Although the queen of hearts was finally selected after more than 40 weeks at the American Legion in Aviston on Wednesday, the raffle will not end yet.
Officials drew a ticket purchased by Dan Wiegmann, of New Baden. Wiegmann, however, was in California.
He was contacted by phone, and a pre-selected card written on the back of his ticket was pulled from the board. The card Wiegmann chose, card number one, turned out to be the coveted queen of hearts.
The Legion’s rules state that if a person is not present when their ticket is drawn, they receive half of the prize money, so Wiegmann will receive $544,995. The pot was $1,089,989.
The rest of the money will roll over to start an entirely new board in March, according to Legion official Mark Hilmes. There will be no PIN registration in March, according to a post on the Legion’s Facebook page, meaning that no new players will be able to join the rollover game.

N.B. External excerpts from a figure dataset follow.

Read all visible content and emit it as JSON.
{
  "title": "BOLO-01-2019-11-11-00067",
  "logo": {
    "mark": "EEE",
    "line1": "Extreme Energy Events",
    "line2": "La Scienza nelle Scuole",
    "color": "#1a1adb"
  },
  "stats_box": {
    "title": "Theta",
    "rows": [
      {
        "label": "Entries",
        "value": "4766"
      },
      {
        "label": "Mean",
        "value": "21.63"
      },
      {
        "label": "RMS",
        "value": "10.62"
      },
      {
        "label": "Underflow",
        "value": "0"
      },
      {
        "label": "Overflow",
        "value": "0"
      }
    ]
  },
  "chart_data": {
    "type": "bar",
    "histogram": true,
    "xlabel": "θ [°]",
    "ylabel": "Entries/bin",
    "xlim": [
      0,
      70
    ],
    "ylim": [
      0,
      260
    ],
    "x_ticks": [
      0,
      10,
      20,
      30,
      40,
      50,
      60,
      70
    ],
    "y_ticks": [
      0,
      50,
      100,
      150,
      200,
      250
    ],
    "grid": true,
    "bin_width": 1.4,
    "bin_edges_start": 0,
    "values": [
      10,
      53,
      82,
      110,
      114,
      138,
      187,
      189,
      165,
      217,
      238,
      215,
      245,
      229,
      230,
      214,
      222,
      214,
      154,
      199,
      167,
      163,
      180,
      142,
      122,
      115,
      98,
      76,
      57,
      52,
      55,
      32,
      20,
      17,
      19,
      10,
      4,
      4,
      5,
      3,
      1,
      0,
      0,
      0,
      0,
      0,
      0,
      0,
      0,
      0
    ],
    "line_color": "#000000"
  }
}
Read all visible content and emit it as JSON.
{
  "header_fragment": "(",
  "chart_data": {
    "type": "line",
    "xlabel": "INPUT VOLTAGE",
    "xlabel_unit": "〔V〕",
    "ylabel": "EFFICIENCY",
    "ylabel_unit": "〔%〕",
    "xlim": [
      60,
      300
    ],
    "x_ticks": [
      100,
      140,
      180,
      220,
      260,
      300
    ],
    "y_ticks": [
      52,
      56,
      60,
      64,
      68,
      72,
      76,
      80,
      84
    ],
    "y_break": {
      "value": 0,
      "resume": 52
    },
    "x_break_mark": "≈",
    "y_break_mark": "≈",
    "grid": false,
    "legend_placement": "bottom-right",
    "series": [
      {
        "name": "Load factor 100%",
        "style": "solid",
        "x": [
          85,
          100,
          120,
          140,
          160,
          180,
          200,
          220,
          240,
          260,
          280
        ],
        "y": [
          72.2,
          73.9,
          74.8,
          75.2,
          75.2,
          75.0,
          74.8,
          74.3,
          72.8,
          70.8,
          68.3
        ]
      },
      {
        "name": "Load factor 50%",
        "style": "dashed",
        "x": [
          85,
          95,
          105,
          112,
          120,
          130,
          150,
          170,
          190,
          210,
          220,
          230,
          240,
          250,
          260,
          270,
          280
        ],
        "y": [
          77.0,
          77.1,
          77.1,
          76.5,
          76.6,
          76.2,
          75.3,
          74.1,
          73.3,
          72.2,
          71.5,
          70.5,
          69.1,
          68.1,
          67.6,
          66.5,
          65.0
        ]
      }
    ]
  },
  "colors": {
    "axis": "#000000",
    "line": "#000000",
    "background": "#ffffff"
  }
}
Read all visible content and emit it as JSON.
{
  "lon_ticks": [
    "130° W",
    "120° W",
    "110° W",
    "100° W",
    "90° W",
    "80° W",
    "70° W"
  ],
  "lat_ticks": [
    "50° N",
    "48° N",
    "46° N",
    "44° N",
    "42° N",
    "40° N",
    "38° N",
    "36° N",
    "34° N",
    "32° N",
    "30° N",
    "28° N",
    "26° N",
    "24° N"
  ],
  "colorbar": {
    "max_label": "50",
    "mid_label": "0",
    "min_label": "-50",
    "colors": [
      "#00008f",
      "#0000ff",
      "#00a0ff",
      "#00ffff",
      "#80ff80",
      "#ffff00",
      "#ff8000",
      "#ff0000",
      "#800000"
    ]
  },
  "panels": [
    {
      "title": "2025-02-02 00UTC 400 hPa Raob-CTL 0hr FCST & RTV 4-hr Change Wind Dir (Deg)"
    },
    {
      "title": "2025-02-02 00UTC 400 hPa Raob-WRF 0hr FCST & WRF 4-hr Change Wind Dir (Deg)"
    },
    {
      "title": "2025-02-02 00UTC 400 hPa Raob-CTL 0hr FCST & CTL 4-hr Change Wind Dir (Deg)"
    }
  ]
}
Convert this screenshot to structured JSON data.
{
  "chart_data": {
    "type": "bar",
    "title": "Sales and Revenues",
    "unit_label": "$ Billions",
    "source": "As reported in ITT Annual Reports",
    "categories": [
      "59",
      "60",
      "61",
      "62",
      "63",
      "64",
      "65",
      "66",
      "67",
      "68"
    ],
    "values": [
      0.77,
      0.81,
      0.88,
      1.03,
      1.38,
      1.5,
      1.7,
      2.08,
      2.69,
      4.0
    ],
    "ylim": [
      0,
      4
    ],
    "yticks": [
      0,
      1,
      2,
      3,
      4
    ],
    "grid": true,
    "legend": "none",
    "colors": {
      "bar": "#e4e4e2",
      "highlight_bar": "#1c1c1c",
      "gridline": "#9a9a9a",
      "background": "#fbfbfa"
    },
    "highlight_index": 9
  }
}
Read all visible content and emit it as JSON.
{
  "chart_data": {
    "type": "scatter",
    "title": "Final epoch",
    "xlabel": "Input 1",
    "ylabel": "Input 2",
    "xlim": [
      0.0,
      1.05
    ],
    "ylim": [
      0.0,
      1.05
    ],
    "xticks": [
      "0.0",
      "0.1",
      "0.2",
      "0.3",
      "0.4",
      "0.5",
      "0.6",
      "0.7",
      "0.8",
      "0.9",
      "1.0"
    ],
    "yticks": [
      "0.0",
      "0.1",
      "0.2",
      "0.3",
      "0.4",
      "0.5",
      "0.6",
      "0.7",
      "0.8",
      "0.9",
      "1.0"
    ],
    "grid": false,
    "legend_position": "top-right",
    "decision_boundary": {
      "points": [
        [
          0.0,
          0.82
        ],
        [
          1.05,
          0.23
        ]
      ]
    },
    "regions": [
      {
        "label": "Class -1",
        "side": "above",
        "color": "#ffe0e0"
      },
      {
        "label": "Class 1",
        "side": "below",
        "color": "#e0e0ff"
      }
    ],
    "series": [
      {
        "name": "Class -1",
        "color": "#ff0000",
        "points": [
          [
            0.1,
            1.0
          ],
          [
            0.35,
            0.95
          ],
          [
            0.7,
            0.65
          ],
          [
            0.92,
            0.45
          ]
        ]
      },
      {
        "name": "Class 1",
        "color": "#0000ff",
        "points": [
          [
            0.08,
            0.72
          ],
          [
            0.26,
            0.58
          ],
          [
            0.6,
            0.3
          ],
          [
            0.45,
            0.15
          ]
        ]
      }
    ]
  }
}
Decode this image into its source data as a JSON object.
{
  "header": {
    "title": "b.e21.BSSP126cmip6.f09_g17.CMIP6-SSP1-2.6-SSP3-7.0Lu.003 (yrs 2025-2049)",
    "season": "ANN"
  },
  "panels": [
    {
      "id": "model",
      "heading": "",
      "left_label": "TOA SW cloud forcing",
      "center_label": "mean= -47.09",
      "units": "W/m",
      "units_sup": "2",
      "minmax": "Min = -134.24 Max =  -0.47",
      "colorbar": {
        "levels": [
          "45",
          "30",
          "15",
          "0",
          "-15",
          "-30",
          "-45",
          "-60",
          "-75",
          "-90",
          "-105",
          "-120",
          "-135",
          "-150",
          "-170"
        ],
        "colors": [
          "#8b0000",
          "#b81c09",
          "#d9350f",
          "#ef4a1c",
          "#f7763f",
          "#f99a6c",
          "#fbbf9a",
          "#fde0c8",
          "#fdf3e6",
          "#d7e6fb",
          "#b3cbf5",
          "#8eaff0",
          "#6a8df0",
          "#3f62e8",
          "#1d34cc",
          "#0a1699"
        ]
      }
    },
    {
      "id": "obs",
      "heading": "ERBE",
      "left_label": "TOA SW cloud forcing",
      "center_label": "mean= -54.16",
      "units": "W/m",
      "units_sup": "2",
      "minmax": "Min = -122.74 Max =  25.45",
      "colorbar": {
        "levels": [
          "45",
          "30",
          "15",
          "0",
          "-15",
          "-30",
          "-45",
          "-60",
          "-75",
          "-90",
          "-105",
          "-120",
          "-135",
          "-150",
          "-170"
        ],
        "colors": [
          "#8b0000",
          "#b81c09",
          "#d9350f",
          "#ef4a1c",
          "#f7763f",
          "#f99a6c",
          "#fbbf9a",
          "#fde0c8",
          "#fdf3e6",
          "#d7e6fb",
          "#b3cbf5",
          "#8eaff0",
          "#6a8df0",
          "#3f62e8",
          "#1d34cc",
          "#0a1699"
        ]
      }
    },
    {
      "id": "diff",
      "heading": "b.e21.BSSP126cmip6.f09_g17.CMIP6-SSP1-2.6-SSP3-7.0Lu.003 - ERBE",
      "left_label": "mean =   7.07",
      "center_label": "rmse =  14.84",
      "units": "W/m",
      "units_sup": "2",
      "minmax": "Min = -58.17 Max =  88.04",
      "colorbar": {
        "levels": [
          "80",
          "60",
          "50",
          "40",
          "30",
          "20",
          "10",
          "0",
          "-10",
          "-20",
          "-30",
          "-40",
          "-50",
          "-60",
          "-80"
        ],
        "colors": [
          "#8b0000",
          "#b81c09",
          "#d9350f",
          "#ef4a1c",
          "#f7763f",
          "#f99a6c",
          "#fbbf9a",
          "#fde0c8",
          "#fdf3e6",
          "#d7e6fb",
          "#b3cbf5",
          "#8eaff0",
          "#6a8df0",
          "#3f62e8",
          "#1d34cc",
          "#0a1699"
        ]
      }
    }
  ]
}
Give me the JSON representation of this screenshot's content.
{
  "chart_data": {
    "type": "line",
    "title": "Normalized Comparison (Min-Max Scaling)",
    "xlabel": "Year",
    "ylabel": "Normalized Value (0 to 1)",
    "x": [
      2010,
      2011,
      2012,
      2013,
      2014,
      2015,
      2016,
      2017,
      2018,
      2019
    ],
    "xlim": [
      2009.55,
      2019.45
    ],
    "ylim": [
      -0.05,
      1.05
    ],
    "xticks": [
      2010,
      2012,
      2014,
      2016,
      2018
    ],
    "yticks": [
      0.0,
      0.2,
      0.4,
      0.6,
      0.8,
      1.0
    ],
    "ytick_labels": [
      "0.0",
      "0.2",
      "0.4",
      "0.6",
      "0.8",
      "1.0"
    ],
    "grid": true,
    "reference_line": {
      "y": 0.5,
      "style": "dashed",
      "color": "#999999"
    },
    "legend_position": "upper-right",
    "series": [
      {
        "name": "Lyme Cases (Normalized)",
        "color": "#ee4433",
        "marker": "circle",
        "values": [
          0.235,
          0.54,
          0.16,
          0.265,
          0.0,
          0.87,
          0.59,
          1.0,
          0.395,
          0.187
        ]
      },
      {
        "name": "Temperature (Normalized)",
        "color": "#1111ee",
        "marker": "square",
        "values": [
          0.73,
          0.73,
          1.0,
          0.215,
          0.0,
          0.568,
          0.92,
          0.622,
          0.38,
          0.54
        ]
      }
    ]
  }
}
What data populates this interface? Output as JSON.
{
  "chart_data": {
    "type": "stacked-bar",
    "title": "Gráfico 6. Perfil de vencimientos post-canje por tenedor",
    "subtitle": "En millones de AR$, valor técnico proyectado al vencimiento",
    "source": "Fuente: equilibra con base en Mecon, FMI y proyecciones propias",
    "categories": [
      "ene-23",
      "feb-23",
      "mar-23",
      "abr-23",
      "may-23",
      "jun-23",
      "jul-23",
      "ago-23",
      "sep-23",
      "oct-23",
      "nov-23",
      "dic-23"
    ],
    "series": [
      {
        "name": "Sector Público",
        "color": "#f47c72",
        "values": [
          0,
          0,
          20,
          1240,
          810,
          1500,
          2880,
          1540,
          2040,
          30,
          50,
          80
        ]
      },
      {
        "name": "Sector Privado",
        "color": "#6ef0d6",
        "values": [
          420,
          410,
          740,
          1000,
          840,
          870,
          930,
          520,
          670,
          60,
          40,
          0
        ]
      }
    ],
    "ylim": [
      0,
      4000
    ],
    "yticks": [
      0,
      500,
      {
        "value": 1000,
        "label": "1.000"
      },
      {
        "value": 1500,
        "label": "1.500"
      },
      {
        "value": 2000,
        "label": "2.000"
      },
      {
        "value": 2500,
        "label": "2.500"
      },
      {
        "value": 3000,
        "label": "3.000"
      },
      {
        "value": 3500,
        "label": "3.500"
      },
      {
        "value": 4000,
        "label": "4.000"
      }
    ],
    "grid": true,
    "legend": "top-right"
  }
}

The Legion’s next Queen of Hearts raffle will be March 14. Ticket sales will start again March 7.
“We’re ready for another crowd next time. It’s no problem; we’re ready for it,” Hilmes said.
On Wednesday afternoon, a bartender at the Legion said they were hoping the queen would be selected.
“We’ve been working really hard, and we all would like a break,” he said.
Hilmes also said the Legion donated $10,000 from a separate 50/50 raffle to Shriners Hospital for Children in St. Louis after a fire destroyed toys and blankets intended for kids through the Shriner’s Toy Drive.
In a previous interview, Mayor Dale Haukap said while the raffle brings money to the city and supports charitable causes, most of the city was hoping the raffle would end soon due to the crowds. Each week, Aviston has had at least 6,000 people pour into the town, which has a population of about 2,000 and covers about 1.6 square miles.
“It’s a benefit for a small community, but we’ve got more people in town than people who live here,” he said.
On Nov. 15, a Belleville News-Democrat investigation revealed legal concerns with some Queen of Hearts raffles in Illinois.
The Legion in Aviston has a license issued by the city, but it never filled out an application. The license did not include criteria that appear to be mandated by state law.
Haukap said he recognized the city made a mistake and is now having the Legion fill out an application.